Some of which is apparent in these comments.
September 15th, 2009 at 12:14 am
This has nothing to do with expression, or “society’s fixation with gender roles,” and everything to do with how it’s not fair to the rest of the women to make them compete against someone who has the physical attributes of a man.
There are separate divisions for men and women for a reason.
I feel for this girl, and she got caught up in something she had no control over, but please don’t try to turn this into some debate about gender roles or how store clerks address you as “sir,” because that’s disingenuous. I’m sure you can find another news peg for your anecdotes about being mistaken for a man.
September 15th, 2009 at 3:29 am
I think people should still have humanity left in them. I mean such negative comments are damaging, i think people who are saying all these bad things or comments should ask God questions and maybe, maybe, their answers would be answered. What if it was Ur child going through such humiliation? would you feel complete, happy, proud? i dont think so. We are driven by culture and tradition, for an example, what if Semenya`s mother thought her period is delayed, maybe next year it will come, then the other year? People who say hurtful comments should do some introspection: Take a moment to look at yourselves? when you look at yourselves, what is that you see?????????is it the same way other people see you????????????

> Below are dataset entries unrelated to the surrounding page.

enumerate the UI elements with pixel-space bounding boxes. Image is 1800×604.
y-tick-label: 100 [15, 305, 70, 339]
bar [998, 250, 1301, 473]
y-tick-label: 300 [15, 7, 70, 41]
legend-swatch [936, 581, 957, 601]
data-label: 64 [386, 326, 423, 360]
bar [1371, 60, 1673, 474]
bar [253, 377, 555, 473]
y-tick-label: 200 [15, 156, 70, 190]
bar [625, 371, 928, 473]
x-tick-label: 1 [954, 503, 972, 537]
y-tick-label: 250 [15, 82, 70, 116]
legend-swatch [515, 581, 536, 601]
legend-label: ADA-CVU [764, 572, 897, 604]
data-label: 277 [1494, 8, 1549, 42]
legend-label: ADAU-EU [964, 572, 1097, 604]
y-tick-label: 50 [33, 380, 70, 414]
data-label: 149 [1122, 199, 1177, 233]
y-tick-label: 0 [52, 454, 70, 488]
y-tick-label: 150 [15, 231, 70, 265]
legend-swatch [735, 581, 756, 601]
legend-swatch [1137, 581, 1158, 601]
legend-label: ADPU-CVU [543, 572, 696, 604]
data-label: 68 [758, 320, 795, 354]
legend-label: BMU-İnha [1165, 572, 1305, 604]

I just hope that after all this drama, Semenya would find some peace, some closure on this matter as all of us have our own ghosts locked somewhere in our closets and nobody knows about them. I put the Family in God`s capable hands, Jesus had to go through insults, ugly hurtful comments and i pity all of those who were involved somehow in destroying this young Girl as when God is going to answer, there will be a lot to pay, whether the family knew about it or not? no one deserves such insults.
September 15th, 2009 at 6:08 am
You are what you believe you are…science complicates things, let us not play God! Who are we to judge her?

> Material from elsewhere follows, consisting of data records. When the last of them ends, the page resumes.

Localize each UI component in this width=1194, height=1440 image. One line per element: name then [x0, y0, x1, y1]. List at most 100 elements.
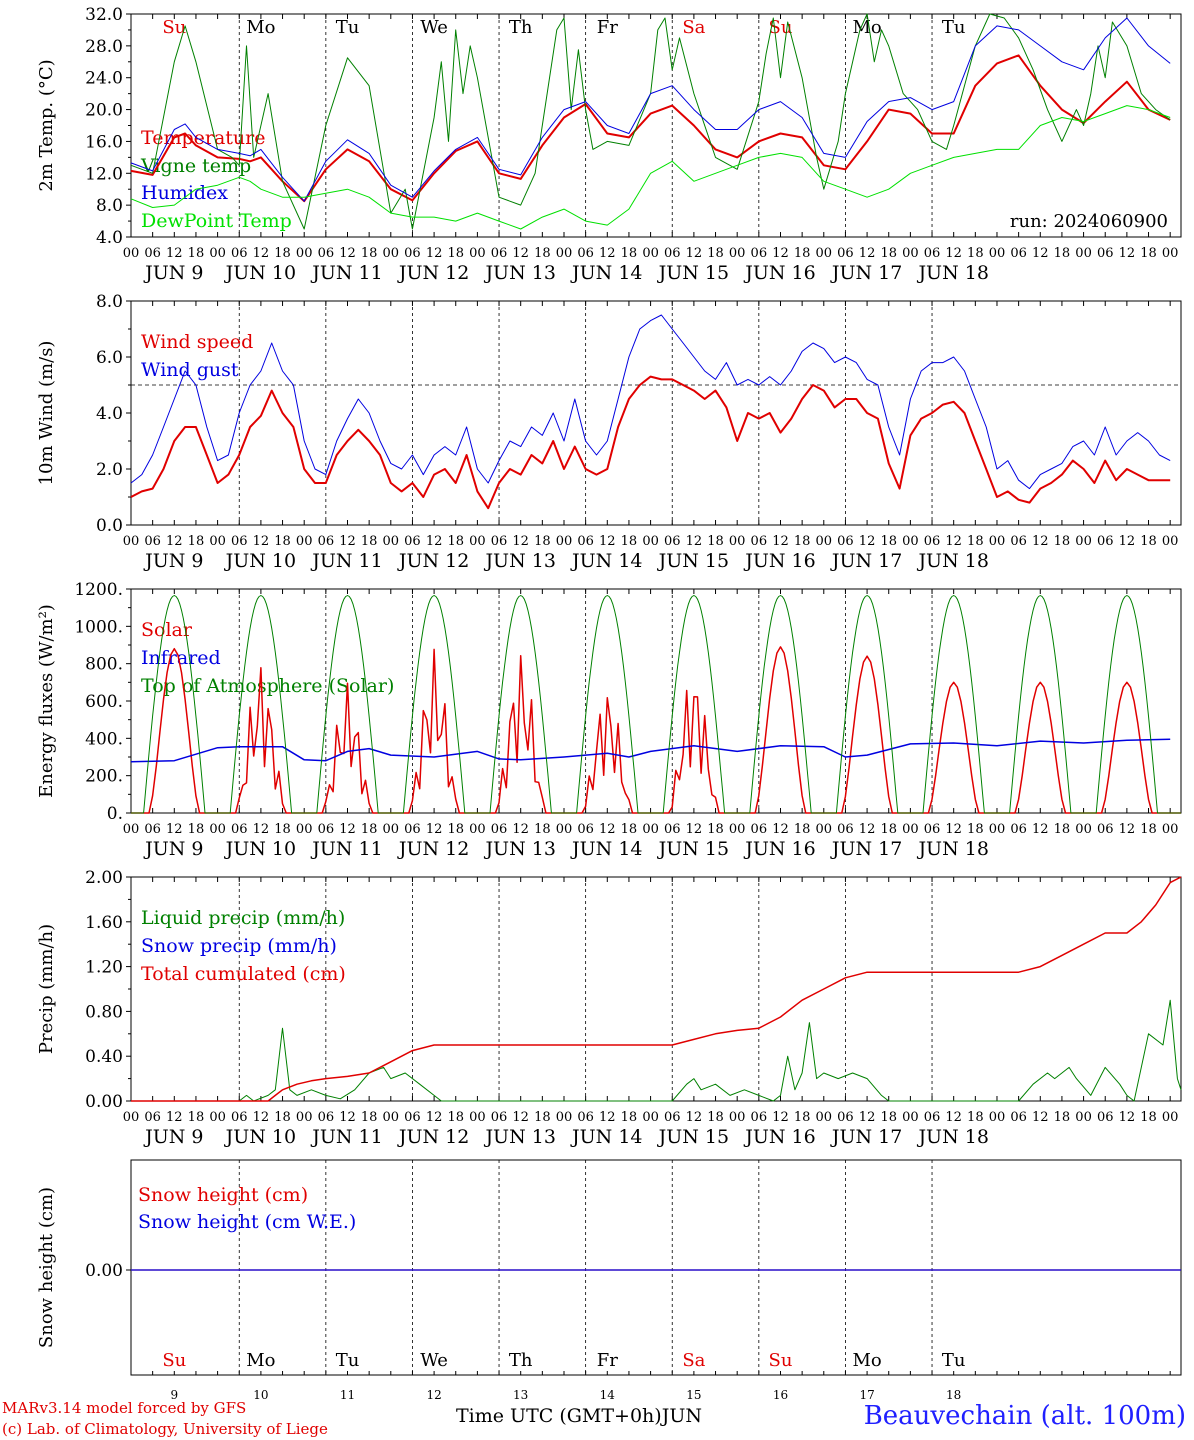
x-hour-label: 06: [837, 246, 854, 261]
x-hour-label: 18: [880, 822, 897, 837]
x-hour-label: 18: [1054, 534, 1071, 549]
x-hour-label: 18: [707, 1110, 724, 1125]
x-hour-label: 06: [404, 822, 421, 837]
day-name-label: Tu: [942, 1350, 966, 1371]
x-hour-label: 00: [902, 822, 919, 837]
x-date-label: JUN 9: [143, 550, 203, 572]
x-hour-label: 12: [253, 534, 270, 549]
x-hour-label: 18: [967, 534, 984, 549]
x-hour-label: 00: [642, 246, 659, 261]
x-date-label: JUN 15: [657, 262, 729, 284]
x-hour-label: 00: [1075, 534, 1092, 549]
x-hour-label: 18: [794, 1110, 811, 1125]
y-tick-label: 0.0: [96, 516, 123, 536]
x-hour-label: 00: [209, 534, 226, 549]
x-hour-label: 18: [794, 246, 811, 261]
x-hour-label: 00: [556, 246, 573, 261]
x-hour-label: 00: [383, 534, 400, 549]
panel-3: 0. 200. 400. 600. 800. 1000. 1200. Energy fluxe…: [36, 580, 1182, 860]
x-hour-label: 06: [318, 534, 335, 549]
x-hour-label: 18: [621, 1110, 638, 1125]
x-hour-label: 00: [816, 1110, 833, 1125]
x-date-label: JUN 9: [143, 1126, 203, 1148]
x-hour-label: 06: [664, 822, 681, 837]
x-hour-label: 18: [447, 246, 464, 261]
x-hour-label: 18: [274, 246, 291, 261]
x-hour-label: 00: [469, 1110, 486, 1125]
x-hour-label: 12: [339, 822, 356, 837]
x-date-label: JUN 11: [310, 838, 382, 860]
day-name-label: Mo: [246, 1350, 275, 1371]
day-name-label: Th: [509, 1350, 533, 1371]
day-name-label: We: [420, 17, 448, 38]
y-tick-label: 1000.: [74, 617, 123, 637]
x-hour-label: 18: [707, 822, 724, 837]
run-label: run: 2024060900: [1010, 211, 1168, 232]
x-hour-label: 06: [231, 534, 248, 549]
day-name-label: Mo: [246, 17, 275, 38]
x-hour-label: 00: [209, 1110, 226, 1125]
x-hour-label: 12: [512, 822, 529, 837]
y-tick-label: 24.0: [85, 69, 123, 89]
series-total-cumulated-cm-: [131, 876, 1182, 1102]
x-hour-label: 18: [274, 822, 291, 837]
day-name-label: We: [420, 1350, 448, 1371]
x-hour-label: 18: [621, 246, 638, 261]
x-date-label: JUN 13: [483, 1126, 555, 1148]
x-date-label: JUN 10: [224, 838, 296, 860]
x-hour-label: 18: [621, 534, 638, 549]
x-hour-label: 00: [642, 1110, 659, 1125]
x-hour-label: 06: [144, 534, 161, 549]
x-date-label: JUN 11: [310, 262, 382, 284]
x-hour-label: 12: [339, 1110, 356, 1125]
panel-frame: [130, 300, 1182, 526]
legend-series-top-of-atmosphere-solar-: Top of Atmosphere (Solar): [141, 675, 394, 697]
x-date-label: JUN 14: [570, 838, 642, 860]
x-hour-label: 00: [729, 246, 746, 261]
x-hour-label: 00: [296, 246, 313, 261]
y-tick-label: 1.60: [85, 913, 123, 933]
day-number-label: 14: [600, 1388, 616, 1402]
x-hour-label: 18: [1054, 822, 1071, 837]
x-hour-label: 00: [989, 1110, 1006, 1125]
x-date-label: JUN 12: [397, 262, 469, 284]
x-date-label: JUN 13: [483, 838, 555, 860]
x-hour-label: 18: [188, 822, 205, 837]
x-hour-label: 06: [144, 246, 161, 261]
x-date-label: JUN 16: [743, 1126, 815, 1148]
x-hour-label: 12: [686, 1110, 703, 1125]
x-hour-label: 06: [1097, 534, 1114, 549]
x-hour-label: 06: [491, 534, 508, 549]
x-hour-label: 06: [577, 822, 594, 837]
x-hour-label: 18: [1140, 534, 1157, 549]
x-hour-label: 06: [144, 1110, 161, 1125]
x-hour-label: 12: [512, 1110, 529, 1125]
x-hour-label: 00: [1075, 246, 1092, 261]
y-tick-label: 200.: [85, 767, 123, 787]
x-hour-label: 18: [1054, 1110, 1071, 1125]
x-hour-label: 18: [361, 246, 378, 261]
x-hour-label: 06: [231, 246, 248, 261]
x-hour-label: 12: [772, 534, 789, 549]
x-date-label: JUN 9: [143, 838, 203, 860]
x-hour-label: 06: [1010, 246, 1027, 261]
x-hour-label: 06: [837, 1110, 854, 1125]
x-hour-label: 00: [816, 822, 833, 837]
x-hour-label: 18: [1054, 246, 1071, 261]
x-date-label: JUN 12: [397, 838, 469, 860]
x-hour-label: 12: [339, 534, 356, 549]
legend-series-snow-height-cm-w-e-: Snow height (cm W.E.): [138, 1211, 356, 1233]
x-hour-label: 00: [816, 246, 833, 261]
x-hour-label: 12: [339, 246, 356, 261]
x-hour-label: 18: [967, 1110, 984, 1125]
legend-series-liquid-precip-mm-h-: Liquid precip (mm/h): [141, 907, 345, 929]
panel-5: 0.00 Snow height (cm) Su Mo Tu We Th Fr Sa Su Mo Tu…: [36, 1159, 1182, 1402]
x-hour-label: 18: [274, 534, 291, 549]
y-tick-label: 8.0: [96, 196, 123, 216]
x-hour-label: 12: [512, 534, 529, 549]
series-liquid-precip-mm-h-: [131, 999, 1182, 1102]
x-hour-label: 18: [707, 534, 724, 549]
x-hour-label: 00: [816, 534, 833, 549]
x-hour-label: 00: [1162, 1110, 1179, 1125]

Science for value added foods, to fight diseases, to heal the world, etc…
Please, leave Castor out of this, she is who she is because God perfectly made her to be! We can only support her at this point and time!!!!
September 15th, 2009 at 7:38 am
I swear we humans are really just stupid mammals. So much ado about sex. I wish I were my cat.

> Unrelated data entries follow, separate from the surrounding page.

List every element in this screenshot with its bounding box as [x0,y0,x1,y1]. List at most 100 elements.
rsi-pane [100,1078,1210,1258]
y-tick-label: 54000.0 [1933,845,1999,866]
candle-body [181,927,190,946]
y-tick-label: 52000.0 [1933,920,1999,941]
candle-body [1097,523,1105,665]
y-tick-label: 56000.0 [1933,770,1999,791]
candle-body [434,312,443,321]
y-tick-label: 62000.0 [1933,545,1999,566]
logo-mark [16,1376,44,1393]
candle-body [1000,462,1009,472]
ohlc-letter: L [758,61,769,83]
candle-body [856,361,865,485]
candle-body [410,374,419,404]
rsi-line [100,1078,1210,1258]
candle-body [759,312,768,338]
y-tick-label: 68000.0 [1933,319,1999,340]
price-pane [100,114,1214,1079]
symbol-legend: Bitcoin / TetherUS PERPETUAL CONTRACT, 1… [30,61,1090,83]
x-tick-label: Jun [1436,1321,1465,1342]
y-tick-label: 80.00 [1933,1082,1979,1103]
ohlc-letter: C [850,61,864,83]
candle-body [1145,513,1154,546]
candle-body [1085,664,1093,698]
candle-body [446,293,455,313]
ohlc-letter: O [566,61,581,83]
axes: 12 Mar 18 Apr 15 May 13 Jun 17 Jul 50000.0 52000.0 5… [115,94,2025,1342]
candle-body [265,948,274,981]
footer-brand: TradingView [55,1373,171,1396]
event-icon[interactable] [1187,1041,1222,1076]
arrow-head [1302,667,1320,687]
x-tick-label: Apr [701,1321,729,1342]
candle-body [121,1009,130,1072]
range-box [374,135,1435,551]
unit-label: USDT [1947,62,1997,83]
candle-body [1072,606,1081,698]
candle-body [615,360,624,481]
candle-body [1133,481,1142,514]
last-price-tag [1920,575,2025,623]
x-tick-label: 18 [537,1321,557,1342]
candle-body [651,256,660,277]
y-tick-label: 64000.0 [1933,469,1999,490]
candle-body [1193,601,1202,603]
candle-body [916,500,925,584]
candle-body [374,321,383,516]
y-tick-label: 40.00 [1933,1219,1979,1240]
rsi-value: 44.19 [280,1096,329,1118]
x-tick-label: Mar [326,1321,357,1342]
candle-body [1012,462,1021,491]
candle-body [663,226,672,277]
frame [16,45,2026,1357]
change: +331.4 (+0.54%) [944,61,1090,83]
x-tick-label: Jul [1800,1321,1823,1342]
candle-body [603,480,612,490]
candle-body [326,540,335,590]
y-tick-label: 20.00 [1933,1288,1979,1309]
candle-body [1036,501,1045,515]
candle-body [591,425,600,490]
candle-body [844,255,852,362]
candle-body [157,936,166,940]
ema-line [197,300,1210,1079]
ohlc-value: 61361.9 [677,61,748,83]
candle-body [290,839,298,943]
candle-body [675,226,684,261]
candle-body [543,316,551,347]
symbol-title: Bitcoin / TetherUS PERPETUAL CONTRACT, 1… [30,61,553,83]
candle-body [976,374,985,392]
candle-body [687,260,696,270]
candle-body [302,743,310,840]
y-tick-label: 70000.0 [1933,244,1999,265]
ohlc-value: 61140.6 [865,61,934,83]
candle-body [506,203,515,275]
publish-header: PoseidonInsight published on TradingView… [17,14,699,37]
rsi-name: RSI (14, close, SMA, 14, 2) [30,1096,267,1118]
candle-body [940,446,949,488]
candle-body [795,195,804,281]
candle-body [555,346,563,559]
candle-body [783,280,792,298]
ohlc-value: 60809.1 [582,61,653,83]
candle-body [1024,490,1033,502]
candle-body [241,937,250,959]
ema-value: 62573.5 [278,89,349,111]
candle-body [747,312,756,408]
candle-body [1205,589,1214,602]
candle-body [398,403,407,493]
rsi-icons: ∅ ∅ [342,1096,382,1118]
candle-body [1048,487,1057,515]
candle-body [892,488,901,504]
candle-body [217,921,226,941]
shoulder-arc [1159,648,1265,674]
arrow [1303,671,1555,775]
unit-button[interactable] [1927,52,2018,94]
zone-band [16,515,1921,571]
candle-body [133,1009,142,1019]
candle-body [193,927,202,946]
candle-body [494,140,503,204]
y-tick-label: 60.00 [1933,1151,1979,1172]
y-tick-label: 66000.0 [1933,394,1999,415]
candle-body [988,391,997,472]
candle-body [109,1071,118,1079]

September 15th, 2009 at 9:47 am
Thank you Hazumu Osaragi!
That is the most educated, well rounded response on the matter that I have seen.
There were many debates on the “genetic advantages” of world class athletes back when they were trying to make policy. Juliana please look into the discussions on the “fairness” that the olimpic committee had (not just the outcome, but their considerations as well). I believe you might find it enlightening.
Here’s a tricky point: if we are saying that she needs to be surgically altered from her natural state to compete with other women, then we are also throwing out the religious based concept that “we are ok the way GOD made us.”…just a point. Then who is the person defining what a “female” is?
I agree that if there is a health problem (cancer) that the should have her internal organs altered, but if there is no threat, we are saying that in order to fit in she needs to have an operation. I’m ok (personally) with either view, but we can’t have both views (mutually exclusive). Any thoughts?